Last Thursday, Donald Trump took to Twitter to tell the world that trade talks with Chinese President Xi Jinping were “moving along nicely”.
His words prompted a rise in Asian stock markets; the Shanghai Composite index climbed by almost 2.7 per cent during trading on Friday, and the Hang Seng surged by about 4.2 per cent, as market players took the President’s words as a sign that the bitter trade war was coming to a close.
But the market momentum was short-lived.
Hussein Sayed, chief market strategist at FXTM, points out that stocks in Hong Kong, Shanghai, Tokyo, South Korea, and Australia were all in the red on Monday, after White House economic adviser Larry Kudlow said that President Trump had not asked his cabinet to draw up a trade deal with China.
There’s certainly confusion: while Kudlow told CNBC that the US is “not on the cusp of a deal” with China, on the same day, anonymous sources told Bloomberg that a potential trade agreement is being drafted.
“Such conflicting reports make investors more nervous, especially seeing that bears seem to have taken control over the past few weeks,” says FXTM’s Sayed.
The disparity has quickly turned the market rally into a lag.
Konstantinos Anthis, head of research at ADSS, says equities in Asia are trading with a “bearish bias”. “Confusion over whether a truce between the two sides is possible is keeping investors on the defensive, while the risk of a divided Congress, in light of the midterm elections, is also weighing down on risk sentiment.”
He points out that US futures are trending on the downside, suggesting a bearish opening bell at the start of the week.
Some market players clearly jumped the gun on Friday. And, as always, it seems that we should take much of what Trump says with a pinch of salt.
Bear in mind that, just last month, Trump himself said that a deal was not on the cards in the near future.
War and peace
The consensus among most analysts is that the President’s recent claims amount to little more than window dressing – an effort to sideline the trade dispute, and soothe the stock market in the lead up to the midterms.
“For the moment, the US-China trade dispute is taking a backseat as President Trump plunged himself into last-minute campaigning before the US midterm elections,” says Fiona Cincotta, senior market analyst at City Index.
But those aren’t the only reasons that the markets started dipping again.
Yesterday, during an international trade fair in Shanghai, President Xi made it clear that China would not give in to pressure from the US to change its trade policies.
In what appeared to be a jibe at Trump, Xi lambasted protectionism and promised to make it easier for foreign companies to tap the Chinese economy.
As far as the US-China trade war is concerned, Xi’s strong words add fuel to the fire, increasing scepticism that a deal will be made anytime soon.

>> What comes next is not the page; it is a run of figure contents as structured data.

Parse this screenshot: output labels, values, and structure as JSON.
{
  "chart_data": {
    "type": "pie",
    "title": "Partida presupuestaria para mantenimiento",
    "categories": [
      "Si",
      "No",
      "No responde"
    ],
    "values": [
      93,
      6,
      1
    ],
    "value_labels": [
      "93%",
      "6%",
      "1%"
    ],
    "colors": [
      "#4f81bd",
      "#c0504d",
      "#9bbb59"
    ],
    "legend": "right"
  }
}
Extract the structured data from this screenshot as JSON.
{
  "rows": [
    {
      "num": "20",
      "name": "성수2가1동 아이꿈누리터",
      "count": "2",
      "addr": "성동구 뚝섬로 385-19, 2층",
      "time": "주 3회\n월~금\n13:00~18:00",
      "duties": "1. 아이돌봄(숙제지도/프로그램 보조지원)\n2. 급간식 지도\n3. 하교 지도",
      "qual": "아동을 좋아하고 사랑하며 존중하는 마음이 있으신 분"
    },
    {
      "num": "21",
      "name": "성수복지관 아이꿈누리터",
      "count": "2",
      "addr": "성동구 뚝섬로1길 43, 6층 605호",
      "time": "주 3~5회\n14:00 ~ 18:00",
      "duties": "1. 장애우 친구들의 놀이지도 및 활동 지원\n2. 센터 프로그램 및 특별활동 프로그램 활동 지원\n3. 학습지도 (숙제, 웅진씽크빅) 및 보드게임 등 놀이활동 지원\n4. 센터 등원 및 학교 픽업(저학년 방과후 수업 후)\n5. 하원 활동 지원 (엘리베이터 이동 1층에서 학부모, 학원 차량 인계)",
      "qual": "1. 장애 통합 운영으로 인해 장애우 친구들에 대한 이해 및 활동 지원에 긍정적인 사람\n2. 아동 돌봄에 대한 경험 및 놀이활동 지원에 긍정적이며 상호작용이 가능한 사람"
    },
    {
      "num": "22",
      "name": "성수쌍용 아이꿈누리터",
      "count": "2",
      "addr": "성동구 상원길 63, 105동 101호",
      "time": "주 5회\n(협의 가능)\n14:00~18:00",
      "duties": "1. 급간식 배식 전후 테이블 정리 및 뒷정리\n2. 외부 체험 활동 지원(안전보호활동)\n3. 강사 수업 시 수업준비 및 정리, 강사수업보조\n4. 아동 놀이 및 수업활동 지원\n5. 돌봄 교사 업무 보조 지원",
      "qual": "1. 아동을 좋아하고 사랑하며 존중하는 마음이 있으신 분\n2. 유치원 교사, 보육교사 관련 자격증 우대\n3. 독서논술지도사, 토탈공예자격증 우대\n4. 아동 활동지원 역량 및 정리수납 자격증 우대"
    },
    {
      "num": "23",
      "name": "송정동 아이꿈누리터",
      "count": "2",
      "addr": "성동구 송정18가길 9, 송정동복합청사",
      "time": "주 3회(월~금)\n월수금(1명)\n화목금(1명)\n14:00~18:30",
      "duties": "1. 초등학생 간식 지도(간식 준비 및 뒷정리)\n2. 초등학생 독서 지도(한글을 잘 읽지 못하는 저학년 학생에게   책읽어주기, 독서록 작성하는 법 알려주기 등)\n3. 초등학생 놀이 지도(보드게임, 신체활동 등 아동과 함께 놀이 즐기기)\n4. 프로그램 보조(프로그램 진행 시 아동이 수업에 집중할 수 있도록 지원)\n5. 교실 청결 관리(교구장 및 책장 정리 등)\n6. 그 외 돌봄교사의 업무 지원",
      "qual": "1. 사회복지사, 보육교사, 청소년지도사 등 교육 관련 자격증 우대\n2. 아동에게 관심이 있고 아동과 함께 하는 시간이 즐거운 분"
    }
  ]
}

While Xi also made various pledges to increase imports by cutting tariffs, the lack of detail or a specific timeframe has left many doubting whether such reforms will come to fruition. It was also unclear which countries would benefit from the lower tariffs Xi proposed.
Critics have pointed out that the implementation of Chinese reforms have been too slow, and while Xi wants to portray China as the champion of globalisation, the country is still regarded as one of the most protectionist in the world.
Later this month, Xi and Trump will be meeting at the G20 summit to discuss the ongoing trade issues, but there remain doubts about whether a deal will come to light, with some analysts citing problems around the complexity of sticking points like intellectual property.
It’s also not clear whether Trump is likely to ease up on his tough sanctions against China.
Over the past year, the US has made it more expensive for American consumers to buy Chinese goods, imposing tariffs on $250bn of Chinese exports. In retaliation, China has slapped the US with tariffs on $110bn of US goods.
For the sake of economic growth, the markets will be praying for an end to this tit-for-tat game plan.
And yet, while both the US and Chinese presidents have made some big promises, the two leaders are often criticised for being prone to a similar flaw: that their words don’t always turn into action.
The battle is likely to rage on, and Asian markets don’t look like they’ll be emerging from their dark times just yet. Last week might have looked like a light at the end of the tunnel, but it was really just a flicker of hope.